Should we be stocking more browns or rainbows?
Where is the best place to fish for a trophy trout?
Where should I fish if I’ve been asked to bring home dinner?
I want my guest to catch a fish, which quarry should we fish?
How would you answer these questions? These are only some of the questions the data may help you answer.
Look at the percent of fish caught by species.
Look at the distribution of fish caught by length
Fisheries management at Limestone Trout Club has changed over the years to respond to member preferences. In 1960 they were proud to achieve a harvest rate of 80% with a gentleman’s limit of 25 pounds and a season average of 10.1 oz/fish! Over time supplemental feeding was introduced to encourage larger fish. By 2008 the stocking of fingerlings in the 2”-3” size was bumped up to 4”-5” to give them a better chance of survival against larger trout. And, the percent of fish harvested had significantly declined.
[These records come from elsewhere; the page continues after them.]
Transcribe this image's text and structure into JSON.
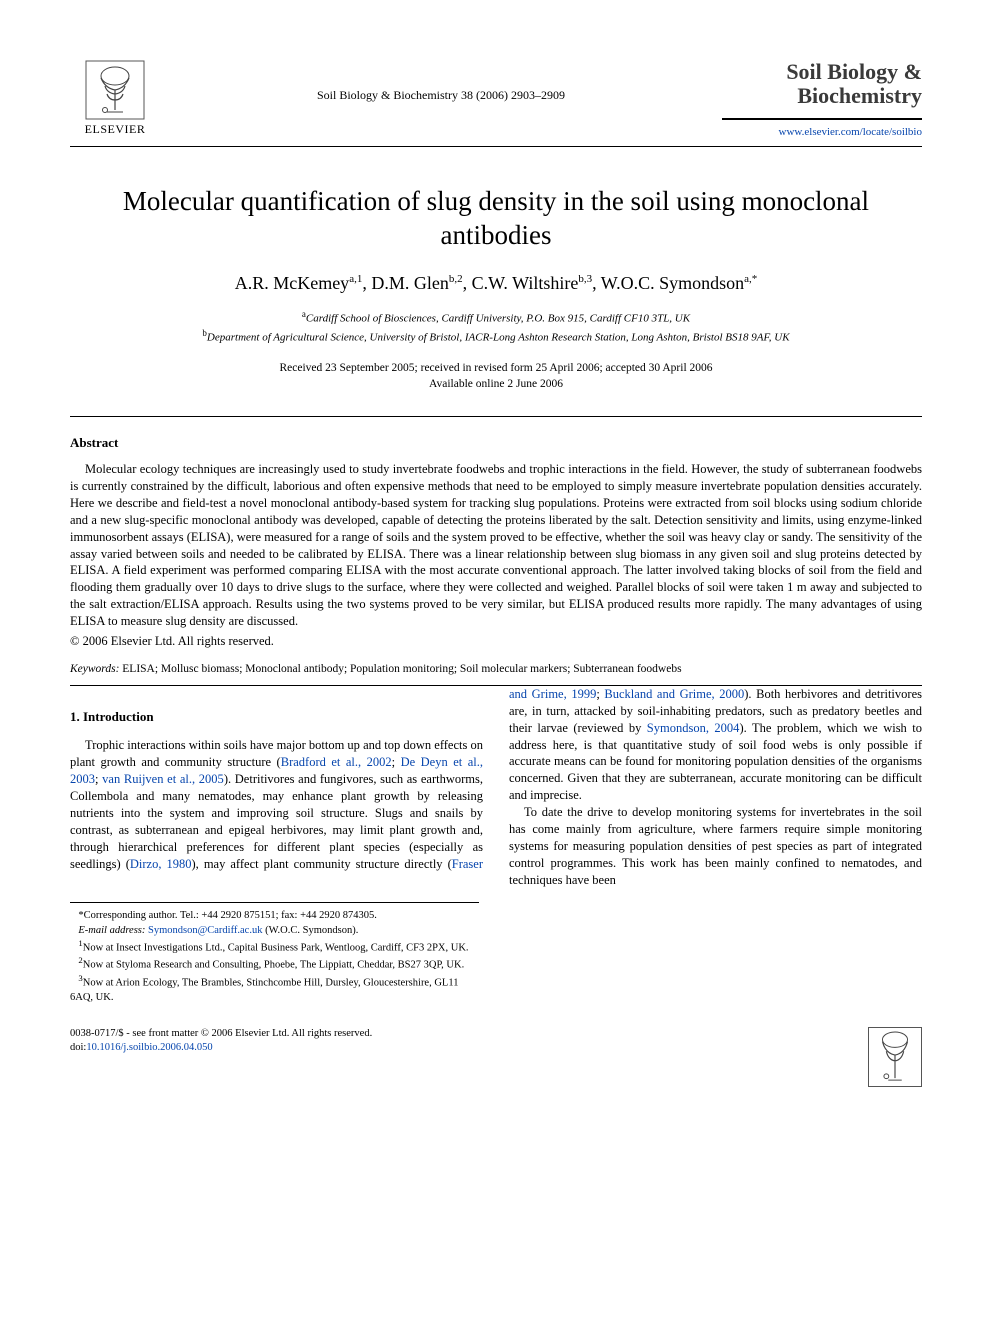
{
  "header": {
    "publisher_name": "ELSEVIER",
    "journal_ref": "Soil Biology & Biochemistry 38 (2006) 2903–2909",
    "journal_title_line1": "Soil Biology &",
    "journal_title_line2": "Biochemistry",
    "journal_link": "www.elsevier.com/locate/soilbio"
  },
  "article": {
    "title": "Molecular quantification of slug density in the soil using monoclonal antibodies",
    "authors_html": "A.R. McKemey<sup>a,1</sup>, D.M. Glen<sup>b,2</sup>, C.W. Wiltshire<sup>b,3</sup>, W.O.C. Symondson<sup>a,*</sup>",
    "affil_a": "Cardiff School of Biosciences, Cardiff University, P.O. Box 915, Cardiff CF10 3TL, UK",
    "affil_b": "Department of Agricultural Science, University of Bristol, IACR-Long Ashton Research Station, Long Ashton, Bristol BS18 9AF, UK",
    "dates_line1": "Received 23 September 2005; received in revised form 25 April 2006; accepted 30 April 2006",
    "dates_line2": "Available online 2 June 2006"
  },
  "abstract": {
    "heading": "Abstract",
    "body": "Molecular ecology techniques are increasingly used to study invertebrate foodwebs and trophic interactions in the field. However, the study of subterranean foodwebs is currently constrained by the difficult, laborious and often expensive methods that need to be employed to simply measure invertebrate population densities accurately. Here we describe and field-test a novel monoclonal antibody-based system for tracking slug populations. Proteins were extracted from soil blocks using sodium chloride and a new slug-specific monoclonal antibody was developed, capable of detecting the proteins liberated by the salt. Detection sensitivity and limits, using enzyme-linked immunosorbent assays (ELISA), were measured for a range of soils and the system proved to be effective, whether the soil was heavy clay or sandy. The sensitivity of the assay varied between soils and needed to be calibrated by ELISA. There was a linear relationship between slug biomass in any given soil and slug proteins detected by ELISA. A field experiment was performed comparing ELISA with the most accurate conventional approach. The latter involved taking blocks of soil from the field and flooding them gradually over 10 days to drive slugs to the surface, where they were collected and weighed. Parallel blocks of soil were taken 1 m away and subjected to the salt extraction/ELISA approach. Results using the two systems proved to be very similar, but ELISA produced results more rapidly. The many advantages of using ELISA to measure slug density are discussed.",
    "copyright": "© 2006 Elsevier Ltd. All rights reserved."
  },
  "keywords": {
    "label": "Keywords:",
    "text": " ELISA; Mollusc biomass; Monoclonal antibody; Population monitoring; Soil molecular markers; Subterranean foodwebs"
  },
  "intro": {
    "heading": "1. Introduction",
    "p1_pre": "Trophic interactions within soils have major bottom up and top down effects on plant growth and community structure (",
    "p1_ref1": "Bradford et al., 2002",
    "p1_sep1": "; ",
    "p1_ref2": "De Deyn et al., 2003",
    "p1_sep2": "; ",
    "p1_ref3": "van Ruijven et al., 2005",
    "p1_post1": "). Detritivores and fungivores, such as earthworms, Collembola and many nematodes, may enhance plant growth by releasing nutrients into the system and improving soil structure. Slugs and snails by contrast, as subterranean and epigeal herbivores, may limit plant growth and, through hierarchical preferences for different plant species (especially as seedlings) (",
    "p1_ref4": "Dirzo, 1980",
    "p1_post2": "), may affect plant community structure directly (",
    "p1_ref5": "Fraser and Grime, 1999",
    "p1_sep3": "; ",
    "p1_ref6": "Buckland and Grime, 2000",
    "p1_post3": "). Both herbivores and detritivores are, in turn, attacked by soil-inhabiting predators, such as predatory beetles and their larvae (reviewed by ",
    "p1_ref7": "Symondson, 2004",
    "p1_post4": "). The problem, which we wish to address here, is that quantitative study of soil food webs is only possible if accurate means can be found for monitoring population densities of the organisms concerned. Given that they are subterranean, accurate monitoring can be difficult and imprecise.",
    "p2": "To date the drive to develop monitoring systems for invertebrates in the soil has come mainly from agriculture, where farmers require simple monitoring systems for measuring population densities of pest species as part of integrated control programmes. This work has been mainly confined to nematodes, and techniques have been"
  },
  "footnotes": {
    "corr": "*Corresponding author. Tel.: +44 2920 875151; fax: +44 2920 874305.",
    "email_label": "E-mail address:",
    "email": " Symondson@Cardiff.ac.uk",
    "email_post": " (W.O.C. Symondson).",
    "n1": "Now at Insect Investigations Ltd., Capital Business Park, Wentloog, Cardiff, CF3 2PX, UK.",
    "n2": "Now at Styloma Research and Consulting, Phoebe, The Lippiatt, Cheddar, BS27 3QP, UK.",
    "n3": "Now at Arion Ecology, The Brambles, Stinchcombe Hill, Dursley, Gloucestershire, GL11 6AQ, UK."
  },
  "footer": {
    "line1": "0038-0717/$ - see front matter © 2006 Elsevier Ltd. All rights reserved.",
    "doi_label": "doi:",
    "doi": "10.1016/j.soilbio.2006.04.050"
  },
  "colors": {
    "link": "#0645ad",
    "text": "#000000",
    "bg": "#ffffff"
  }
}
In 2010 larger fish were being stocked with a 35-40% harvest rate and by 2012 when I started computerizing the catch data harvesting had dropped to 27%. The details showed the oft quoted 90/10 rule – 10% of the members harvested 90% of the fish. From 2012 to now the harvest rate continued to drop and now stands at 3.2% for 2018.
With supplemental feeding and fewer fish being harvested we now have healthy home grown trout, more trophy trout, and lower stocking costs – a win-win in anyone’s book. However, maintaining a healthy fishery and managing the biomass of fish requires constant observation and thoughtful management.